There are still some who would argue that pathological beliefs are acceptable, and in some cases this may be so, but there are areas such as biology, medicine and health, anthropology, and sociology where confusion of either faith or fiction with fact can have literally lethal effects. More than six million people died because lunatics among the Nazis allowed racist ideology to dictate anthropology, although some people may have lived longer because the same (or similar) lunatics used astrology to select battle times and also impeded the work of real scientists trying to make atom bombs. Goodness knows how many died in the famines caused through the USSR's rejection of Mendelian genetics because it conflicted with a materialist ideology. In 1978, more than 900 people committed suicide in Guyana because a quack cancer-curer destroyed their boundaries between religion and reality. Less shocking, but closer to home and more immediate in time, doctors in Sydney hospitals are currently treating a spate of children who have been kept on virtually fat-free vegetarian diets, resulting in damage to their metabolic and digestive systems, and many doubtlessly well-meaning people are accepting a crackpot anthropology which is based on poor statistics, distorted history, ignorance of linguistics and archaeology, poorly done real anthropology, the "myth of the noble savage", and a good dose of fiction, and which could lead to the establishment of a system of apartheid dividing Australians who also happen to be aborigines from Australians who are not.

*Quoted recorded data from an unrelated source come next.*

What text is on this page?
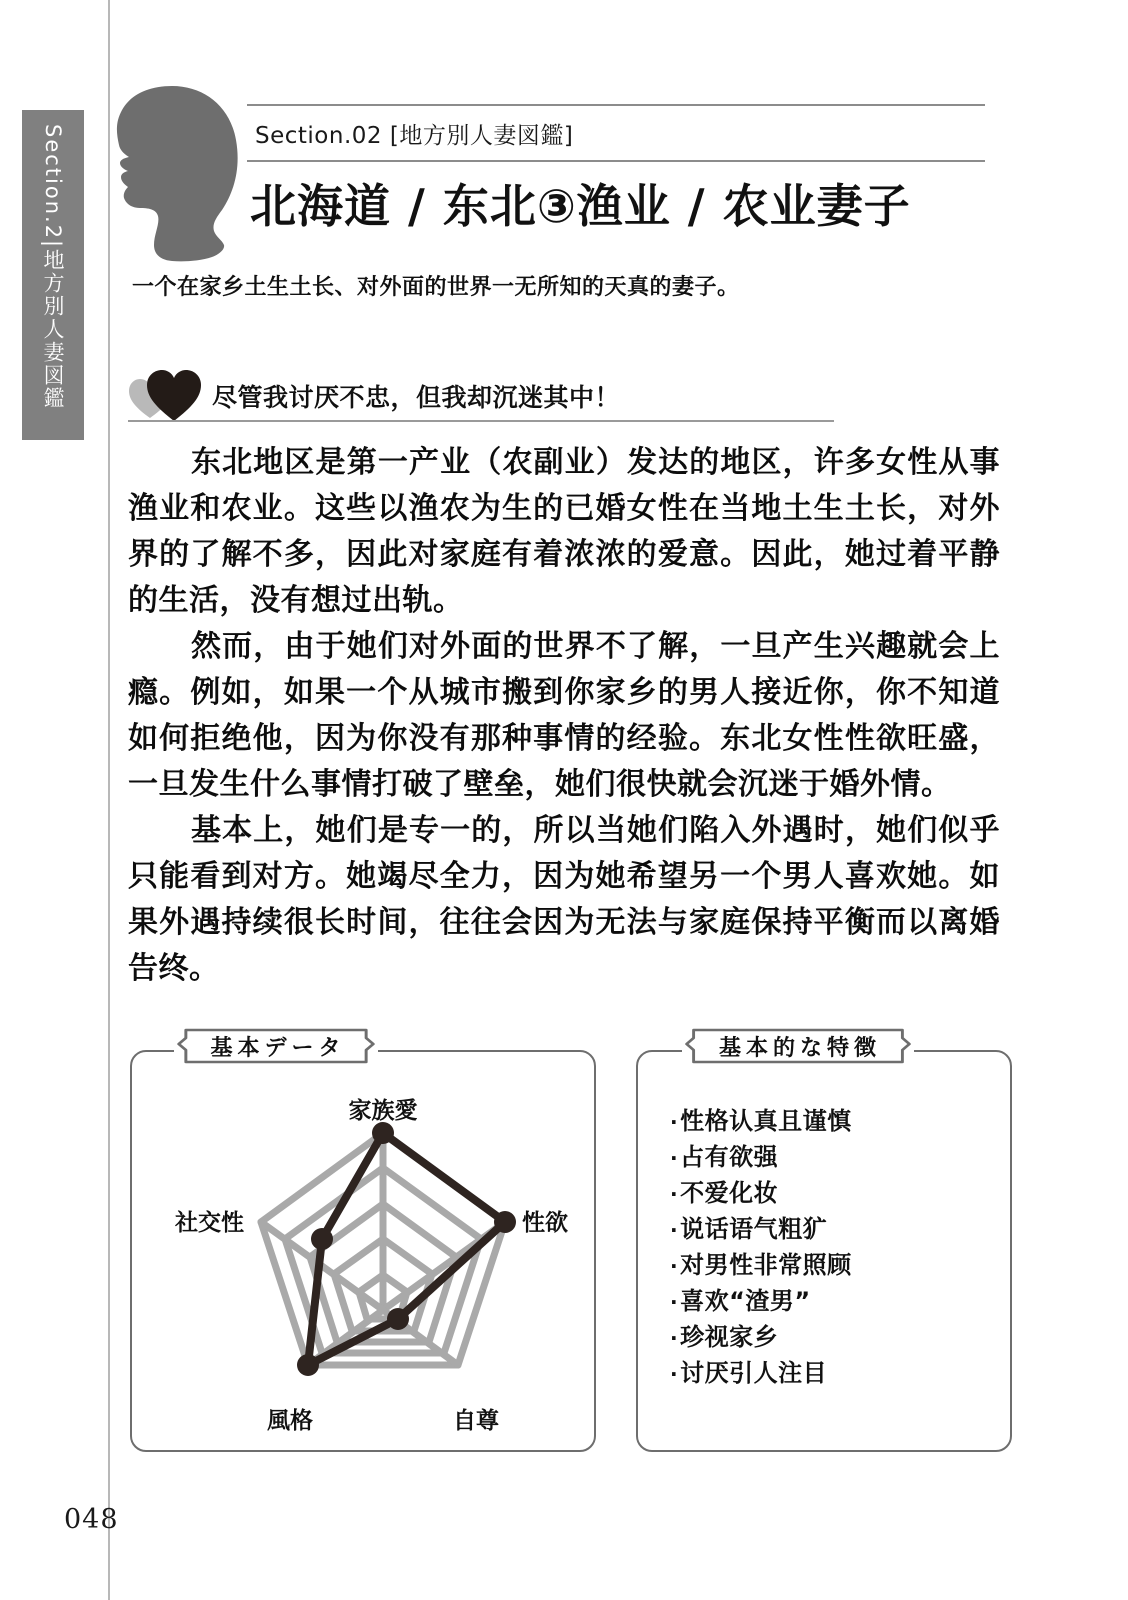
Section.2|地方別人妻図鑑
Section.02 [地方別人妻図鑑]
北海道 / 东北③渔业 / 农业妻子
一个在家乡土生土长、对外面的世界一无所知的天真的妻子。
尽管我讨厌不忠，但我却沉迷其中！

东北地区是第一产业（农副业）发达的地区，许多女性从事渔业和农业。这些以渔农为生的已婚女性在当地土生土长，对外界的了解不多，因此对家庭有着浓浓的爱意。因此，她过着平静的生活，没有想过出轨。

然而，由于她们对外面的世界不了解，一旦产生兴趣就会上瘾。例如，如果一个从城市搬到你家乡的男人接近你，你不知道如何拒绝他，因为你没有那种事情的经验。东北女性性欲旺盛，一旦发生什么事情打破了壁垒，她们很快就会沉迷于婚外情。

基本上，她们是专一的，所以当她们陷入外遇时，她们似乎只能看到对方。她竭尽全力，因为她希望另一个男人喜欢她。如果外遇持续很长时间，往往会因为无法与家庭保持平衡而以离婚告终。

家族愛
性欲
自尊
風格
社交性
基本データ	基本的な特徴
·性格认真且谨慎
·占有欲强
·不爱化妆
·说话语气粗犷
·对男性非常照顾
·喜欢“渣男”
·珍视家乡
·讨厌引人注目
048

The issue of the demarcation between science and non-science is more than just a philosophical mind exercise. As shown above, when people lose the ability to distinguish between fact and fiction they may also lose the power of rational thought, and the consequent delusions can have tragic results. There will always be charlatans who know the difference but pretend there is none, just as there will always be cranks and crackpots who deny a difference because they cannot see one. It is the task of rational people to defend against both groups, and the only defence is a clear understanding that there is a real, qualitative difference between science and non-science. They are different, and the difference is absolute. Some beliefs can be proved, some can not, and nothing can be both.


REFERENCES

Feyerabend, P.K.
Against Method. London:NLB, 1975.

Frazier, K. (Ed.)
Science Confronts the Paranormal. New York:Prometheus, 1986.

Gardner, M.
Fads and Fallacies in the Name of Science. New York:Dover, 1957.

Kuhn, T.S.
The Structure of Scientific Revolutions. Chicago;UC Press, 1970.

Langley, P., Simon, H.A., Bradshaw, G.L. & Zytkow, J.M.
Scientific Discovery: Computational Explorations of the Creative Process. Cambridge, MA:M.I.T. Press, 1987.

Miller, K.R.
Scientific Creationism Versus Evolution: The Mislabeiled Debate. In Montagu (1984).

Montagu, A (Ed.)
Science and Creationism. New York:0xford University Press, 1984.

Root-Bernstein, R.
On Defining a Scientific Theory: Creationism Considered. In Montagu (1984).

Schadewald, R.
Creationist Pseudoscience. In Frazier (1986).

Tuckey, W.
The Rise and Fall of Peter Brock. Richmond Vic:Greenhouse, 1987.